Seconds passed, then a minute, then two, and finally after nearly five of him standing there the door opened. He was immediately greeted with the smell of a house that hadn’t been aired out in quite a while, the stink of stale alcohol, and dim lighting. The owner of the home stood before him, her red hair disheveled, her blue eyes strained, and her face contorted in disappointment.

“You’re not my delivery man,” she mumbled as she held the door-frame to steady herself. She blinked a few times and he could see her trying to remember his name. “You’re the doctor … uh … Hawk? Halsey?”

“Hawthorn,” he gently corrected. “Ed Hawthorn. Miss Reilly, may I come in for just a minute? I have something I’d like to ask.”

She gripped the door-frame harder as she tried to stand straight, but just ended up leaning against it. “No.” She turned to leave, lost her balance, and fell-forward into the house, stumbling over something before crashing herself into the bottle-laden couch, the sound of glass crunching beneath her.

That was good enough an excuse for him to enter. “Are you all right?”

The door shut behind him and the light levels fell dark.

“Shit … fuck off! I’m fine!”

“Computer, set lights to fifty percent.” The house computer obliged and the darkened home grew less dark. Ed took a moment to scan the living room and found himself pitying the woman; the couch wasn’t the only place covered in empty bottles.

Reilly covered her eyes, turning her ahead away. “What the hell?”

“I need to see if I’m going to patch you up,” he told her. He knelled down beside her and grimaced at her right arm, which was covered in shards of broken glass and blood — she had used it to brace herself when she fell. The glass was in there deep. “We need to get you back to my infirmary.”

She used her left arm to swing at him and he easily dodged it. “I don’t want any help, just go!”

She swung her left arm at him again and he caught it this time, gripping it firmly. “Uncooperative patients are my least favorite people, especially ones that ignore life-threatening injuries. You’re bleeding out and I need to get all that glass out of you before you’re too far gone. Do you understand?”

She didn’t try to fight back, but rather relaxed and leaned back. “Fine. Whatever. I’m already gone anyway.”

She ’s given up. Fuck.

He shook his head. “You’re still here. Now, do you have a medkit around? I can stabilize things until we get you to the infirmary if you do.”

She stared at her bleeding arm and pointed at the nearby cabinet.

He walked over to it, opened it, and found the medkit — blessedly untouched — but also found broken holoframes. Most of them weren’t functioning, but one — Reilly with another older woman, whom she bore quite a resemblance to — still worked. He made a mental note about that and returned to Reilly with the medkit.
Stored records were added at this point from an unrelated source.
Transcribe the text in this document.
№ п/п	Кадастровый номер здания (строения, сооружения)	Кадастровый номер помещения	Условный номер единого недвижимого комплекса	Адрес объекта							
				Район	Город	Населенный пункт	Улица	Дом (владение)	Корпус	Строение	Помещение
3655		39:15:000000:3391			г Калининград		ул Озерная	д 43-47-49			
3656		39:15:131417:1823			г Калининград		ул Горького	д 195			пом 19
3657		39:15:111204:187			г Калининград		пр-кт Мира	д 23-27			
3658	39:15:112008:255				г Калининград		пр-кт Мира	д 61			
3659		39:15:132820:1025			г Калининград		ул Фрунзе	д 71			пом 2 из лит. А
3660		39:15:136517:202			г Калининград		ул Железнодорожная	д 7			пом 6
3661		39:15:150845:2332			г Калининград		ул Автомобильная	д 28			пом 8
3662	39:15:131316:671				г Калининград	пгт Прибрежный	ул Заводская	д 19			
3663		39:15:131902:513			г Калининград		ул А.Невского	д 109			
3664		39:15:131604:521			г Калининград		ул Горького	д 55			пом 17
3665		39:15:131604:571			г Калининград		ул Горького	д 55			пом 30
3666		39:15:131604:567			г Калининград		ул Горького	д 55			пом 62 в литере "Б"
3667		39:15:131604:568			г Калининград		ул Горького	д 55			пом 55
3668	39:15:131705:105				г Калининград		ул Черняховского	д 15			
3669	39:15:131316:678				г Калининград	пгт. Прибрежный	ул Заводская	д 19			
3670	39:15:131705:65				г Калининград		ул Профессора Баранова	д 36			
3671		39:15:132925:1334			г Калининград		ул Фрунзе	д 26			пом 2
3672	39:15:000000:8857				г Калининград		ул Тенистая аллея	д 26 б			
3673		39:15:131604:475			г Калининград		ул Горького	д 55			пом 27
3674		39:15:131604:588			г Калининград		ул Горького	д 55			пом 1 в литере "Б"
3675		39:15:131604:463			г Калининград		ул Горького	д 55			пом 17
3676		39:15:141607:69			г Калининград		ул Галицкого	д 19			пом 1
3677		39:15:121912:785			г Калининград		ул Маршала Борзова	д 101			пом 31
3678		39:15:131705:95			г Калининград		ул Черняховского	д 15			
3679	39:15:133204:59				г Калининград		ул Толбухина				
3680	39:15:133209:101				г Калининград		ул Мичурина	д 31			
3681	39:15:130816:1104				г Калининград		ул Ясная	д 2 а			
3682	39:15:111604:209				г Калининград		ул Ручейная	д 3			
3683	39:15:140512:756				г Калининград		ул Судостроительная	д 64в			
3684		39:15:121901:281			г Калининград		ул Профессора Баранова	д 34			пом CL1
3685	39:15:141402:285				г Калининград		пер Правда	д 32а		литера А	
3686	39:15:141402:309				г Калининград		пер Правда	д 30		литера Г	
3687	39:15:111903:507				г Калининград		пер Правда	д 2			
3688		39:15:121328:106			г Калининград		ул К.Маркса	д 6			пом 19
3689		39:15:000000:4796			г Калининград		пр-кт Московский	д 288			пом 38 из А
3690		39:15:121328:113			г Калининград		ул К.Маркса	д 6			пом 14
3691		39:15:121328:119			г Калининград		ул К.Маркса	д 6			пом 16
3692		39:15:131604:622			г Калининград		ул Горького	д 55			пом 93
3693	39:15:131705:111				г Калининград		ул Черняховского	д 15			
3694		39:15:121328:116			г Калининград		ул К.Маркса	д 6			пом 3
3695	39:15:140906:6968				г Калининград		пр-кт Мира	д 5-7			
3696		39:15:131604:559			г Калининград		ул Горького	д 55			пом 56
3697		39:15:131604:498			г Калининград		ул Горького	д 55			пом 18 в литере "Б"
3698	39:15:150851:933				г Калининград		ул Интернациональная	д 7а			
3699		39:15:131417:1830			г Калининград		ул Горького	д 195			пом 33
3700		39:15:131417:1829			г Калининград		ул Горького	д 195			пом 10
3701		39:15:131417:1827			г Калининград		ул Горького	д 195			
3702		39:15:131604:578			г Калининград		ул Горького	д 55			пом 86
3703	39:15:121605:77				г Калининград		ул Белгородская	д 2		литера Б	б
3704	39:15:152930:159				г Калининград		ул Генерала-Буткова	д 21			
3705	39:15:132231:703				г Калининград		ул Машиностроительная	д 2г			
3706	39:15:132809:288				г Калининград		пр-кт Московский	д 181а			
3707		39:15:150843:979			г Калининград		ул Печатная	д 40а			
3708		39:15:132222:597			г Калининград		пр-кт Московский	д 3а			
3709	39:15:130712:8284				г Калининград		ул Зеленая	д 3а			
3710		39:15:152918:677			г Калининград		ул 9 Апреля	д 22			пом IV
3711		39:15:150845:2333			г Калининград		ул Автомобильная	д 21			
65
She glared him as he stabilized her arm. “Why are you here?”

He scanned her right arm and gave a little nod. “You’re stabilized. Should only take a few hours at the infirmary to fix you up.” He closed the tricorder and put it back into the medkit. “As for why I’m here …” He sighed. “The colony needs your help.”

She laughed darkly. “My help?”

“There are Orion pirates attacking our trade convoys. Starfleet has done nothing … we’re not a priority.” He met her eyes. “We need someone to lead a militia, to defend us.”

“You’re crazy. I’m done.”

He locked his eyes with her's. “Are you sure?”